The patch is the one that follows.

[quote29o1kqwx]Subject [PATCH] rt2x00usb fix indexes ordering on RX queue kick

On rt2x00_dmastart() we increase index specified by Q_INDEX and on
rt2x00_dmadone() we increase index specified by Q_INDEX_DONE. So entries
between Q_INDEX_DONE and Q_INDEX are those we currently process in the
hardware. Entries between Q_INDEX and Q_INDEX_DONE are those we can
submit to the hardware.

According to that fix rt2x00usb_kick_queue(), as we need to submit rx
entries that are not processed by the hardware. It worked before only
for empty queue, otherwise was broken.

Note that for TX queues indexes ordering are ok.
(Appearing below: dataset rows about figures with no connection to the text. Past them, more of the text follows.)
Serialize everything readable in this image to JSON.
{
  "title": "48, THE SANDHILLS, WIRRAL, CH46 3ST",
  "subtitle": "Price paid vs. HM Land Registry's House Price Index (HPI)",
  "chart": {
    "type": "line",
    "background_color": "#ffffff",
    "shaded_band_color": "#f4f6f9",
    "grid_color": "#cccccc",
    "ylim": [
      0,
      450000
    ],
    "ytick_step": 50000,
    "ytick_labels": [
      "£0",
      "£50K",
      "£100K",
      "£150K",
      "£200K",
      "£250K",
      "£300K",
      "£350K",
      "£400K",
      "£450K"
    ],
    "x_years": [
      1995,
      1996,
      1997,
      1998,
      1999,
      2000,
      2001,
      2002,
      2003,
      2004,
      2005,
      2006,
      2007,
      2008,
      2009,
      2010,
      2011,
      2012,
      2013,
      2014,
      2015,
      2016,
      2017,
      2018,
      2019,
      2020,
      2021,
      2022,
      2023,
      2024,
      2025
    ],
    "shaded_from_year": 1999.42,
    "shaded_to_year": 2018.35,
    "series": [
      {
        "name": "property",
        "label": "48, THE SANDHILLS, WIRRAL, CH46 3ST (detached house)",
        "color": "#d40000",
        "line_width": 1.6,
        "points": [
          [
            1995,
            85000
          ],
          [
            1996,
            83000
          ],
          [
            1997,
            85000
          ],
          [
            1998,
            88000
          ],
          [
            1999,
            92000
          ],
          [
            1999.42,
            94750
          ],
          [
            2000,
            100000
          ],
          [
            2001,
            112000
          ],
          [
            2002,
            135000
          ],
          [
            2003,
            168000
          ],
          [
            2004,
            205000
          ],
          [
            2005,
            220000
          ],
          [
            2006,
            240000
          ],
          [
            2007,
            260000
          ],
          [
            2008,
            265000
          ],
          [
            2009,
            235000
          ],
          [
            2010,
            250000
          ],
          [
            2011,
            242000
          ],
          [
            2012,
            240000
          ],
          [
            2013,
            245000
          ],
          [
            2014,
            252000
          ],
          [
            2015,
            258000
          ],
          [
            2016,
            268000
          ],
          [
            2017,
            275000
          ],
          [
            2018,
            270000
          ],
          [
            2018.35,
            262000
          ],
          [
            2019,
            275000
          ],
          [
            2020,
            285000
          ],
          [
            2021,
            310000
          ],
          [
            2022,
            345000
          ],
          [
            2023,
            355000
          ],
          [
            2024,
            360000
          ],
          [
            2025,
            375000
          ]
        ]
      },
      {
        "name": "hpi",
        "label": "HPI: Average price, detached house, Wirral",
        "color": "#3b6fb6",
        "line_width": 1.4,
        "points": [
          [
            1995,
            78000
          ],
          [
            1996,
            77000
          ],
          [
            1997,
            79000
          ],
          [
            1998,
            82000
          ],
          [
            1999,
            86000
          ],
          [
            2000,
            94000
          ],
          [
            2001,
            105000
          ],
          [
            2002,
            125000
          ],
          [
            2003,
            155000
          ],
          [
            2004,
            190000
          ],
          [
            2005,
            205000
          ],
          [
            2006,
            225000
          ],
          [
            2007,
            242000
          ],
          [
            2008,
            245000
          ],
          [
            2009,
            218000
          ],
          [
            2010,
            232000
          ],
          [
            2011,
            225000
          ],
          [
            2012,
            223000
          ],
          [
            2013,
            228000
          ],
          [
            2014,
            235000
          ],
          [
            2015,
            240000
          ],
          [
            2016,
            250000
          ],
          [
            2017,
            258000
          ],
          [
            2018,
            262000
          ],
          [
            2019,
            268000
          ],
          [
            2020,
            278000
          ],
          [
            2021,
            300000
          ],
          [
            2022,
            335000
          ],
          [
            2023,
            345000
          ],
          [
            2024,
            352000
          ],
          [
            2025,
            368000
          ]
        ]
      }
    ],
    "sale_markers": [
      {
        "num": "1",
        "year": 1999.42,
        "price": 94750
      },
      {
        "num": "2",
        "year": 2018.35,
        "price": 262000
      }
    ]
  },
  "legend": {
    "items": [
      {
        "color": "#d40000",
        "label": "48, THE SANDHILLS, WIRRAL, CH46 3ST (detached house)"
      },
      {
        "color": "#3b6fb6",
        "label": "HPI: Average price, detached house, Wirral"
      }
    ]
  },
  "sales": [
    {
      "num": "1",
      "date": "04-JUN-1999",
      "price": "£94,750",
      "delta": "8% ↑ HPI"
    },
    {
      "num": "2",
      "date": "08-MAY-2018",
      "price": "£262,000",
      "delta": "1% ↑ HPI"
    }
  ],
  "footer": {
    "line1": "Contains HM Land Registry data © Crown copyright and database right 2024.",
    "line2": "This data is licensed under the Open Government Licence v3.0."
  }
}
We need to kick entries
that have filled skb, but was not submitted to the hardware, i.e.
strted from Q_INDEX_DONE and have ENTRY_DATA_PENDING bit set.

From practical standpoint this patch fixes AP mode connection hangs.

Signed-off-by Stanislaw Gruszka <sgruszka@redhat.com>
---
drivers/net/wireless/rt2x00/rt2x00usb.c | 2 +-
1 files changed, 1 insertions(+), 1 deletions(-)

diff --git a/drivers/net/wireless/rt2x00/rt2x00usb.c b/drivers/net/wireless/rt2x00/rt2x00usb.c
index d357d1e..74ecc33 100644
--- a/drivers/net/wireless/rt2x00/rt2x00usb.c
+++ b/drivers/net/wireless/rt2x00/rt2x00usb.c
@@ -436,8 +436,8 @@ void rt2x00usb_kick_queue(struct data_queue *queue)
case QID_RX
if (!rt2x00queue_full(queue))
rt2x00queue_for_each_entry(queue,
- Q_INDEX_DONE,
Q_INDEX,
+ Q_INDEX_DONE,
NULL,
rt2x00usb_kick_rx_entry);
break;[/quote29o1kqwx]

Kamaran

17-09-2014 06:36:18

Hi there!
this phenomena happened because of many reasons as noranuko mentioned before so I motivate noranuko's comment and idea and I personally agree with him and with his thoughts.Thanks for the post and thanks for noranuko for such a good answer.